Per quanto riguarda le pene diverse dalla detenzione vengono prospettate due opportunità. La prima è la possibilità di scontare con i “domiciliari” l’ultimo anno di pena residua, ad eccezione di coloro che sono stati condannati per reati gravi. La seconda è la “messa alla prova” delle persone imputabili per reati fino a tre anni che potranno così svolgere lavori di pubblica utilità per riabilitarsi con conseguente sospensione del processo. Sulla cosiddetta “messa alla prova” c’è da ricordare che questa norma solo un anno fa aveva avuto in Consiglio dei Ministri, l’altolà da Lega e An.

Comunque un serio ripensamento sulle misure alternative alla carcerazione sarebbe necessario. Da nessuna parte sta scritto che le pene debbano essere esclusivamente detentive.

L’ultimo punto (il cosiddetto “quarto pilastro”) del piano governativo illustrato da Alfano prevede l’assunzione di 2000 nuovi agenti.
La “implementazione” dell’organico di Polizia Penitenziaria è indubbiamente necessaria. Abbiamo già visto, ad esempio nel caso di Giarre, che il personale in servizio è già adesso del tutto insufficiente rispetto alle esigenze. Sulla prospettiva di nuove assunzioni, Tuttavia, e soprattutto sul loro numero, ci sono da registrare varie prese di posizione.

Ad esempio Eugenio Sarno, segretario dell’UILPA Penitenziari ha dichiarato: “due mila agenti sono pochi per un piano di ampliamento carceri così com’è stato descritto. Ne servirebbero almeno 5mila”. Di “governo che partorisce un topolino” ha parlato il segretario del sindacato Osap, Leo Beneduci , “ ci vogliono 7mila poliziotti in piu’ per i 9.650 posti-detenuti che il ministro Alfano intende realizzare”.

Ed ha aggiunto: “Sono almeno 8.000 l’anno le istanze di misure alternative da parte di detenuti per reati non gravi – ha aggiunto il segretario dell’Osapp- che vengono rigettate dai Tribunali di Sorveglianza per l’impossibilità di effettuare controlli puntuali in mancanza di personale idoneo, e che se invece venissero accolte, oltre a ad alleviare almeno in parte l’attuale sovraffollamento comporterebbero un risparmio per lo Stato di non meno di 600 milioni di Euro l’anno”.

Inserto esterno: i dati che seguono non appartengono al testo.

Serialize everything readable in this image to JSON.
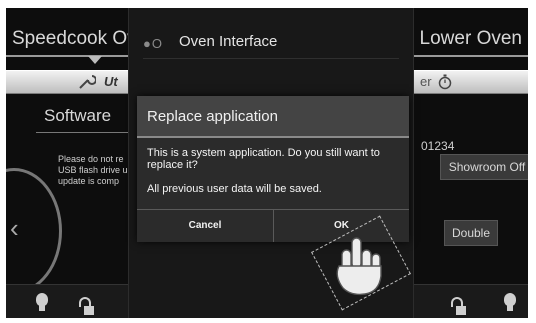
{
  "background_left": {
    "title": "Speedcook Ov",
    "utilities_fragment": "Ut",
    "software_label": "Software",
    "info_text_lines": [
      "Please do not re",
      "USB flash drive u",
      "update is comp"
    ]
  },
  "background_right": {
    "title": "Lower Oven",
    "bar_fragment": "er",
    "serial_fragment": "01234",
    "showroom_button": "Showroom Off",
    "double_button": "Double"
  },
  "app_chooser": {
    "icon_name": "oven-app-icon",
    "title": "Oven Interface"
  },
  "dialog": {
    "title": "Replace application",
    "message": "This is a system application. Do you still want to replace it?",
    "note": "All previous user data will be saved.",
    "cancel_label": "Cancel",
    "ok_label": "OK"
  },
  "overlay": {
    "icon_name": "hand-pointer-icon"
  },
  "colors": {
    "screen_bg": "#0d0d0d",
    "dialog_header": "#444444",
    "dialog_body": "#2b2b2b",
    "text_light": "#f0f0f0"
  }
}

Ma non esiste solo il problema delle guardie carcerarie. Da anni non vengono assunti educatori, psicologi, assistenti sociali. Eppure il disagio dei detenuti è molto grave e viene spesso evidenziato da comportamenti aggressivi o autolesionisti, fino a giungere frequentemente al suicidio.
Mancano nelle carceri “proprio quegli operatori che potrebbero risultare essenziali per ridurre il numero dei suicidi”, dichiara Luigi Manconi, presidente dell’associazione ‘A Buon Diritto’ “Mai ho detto e mai dirò che la responsabilità di questa strage infinita debba attribuirsi al ministro della Giustizia ma non ho taciuto e non tacerò sul fatto che l’immobilismo delle autorità politiche e amministrative rischia di farsi complicità”.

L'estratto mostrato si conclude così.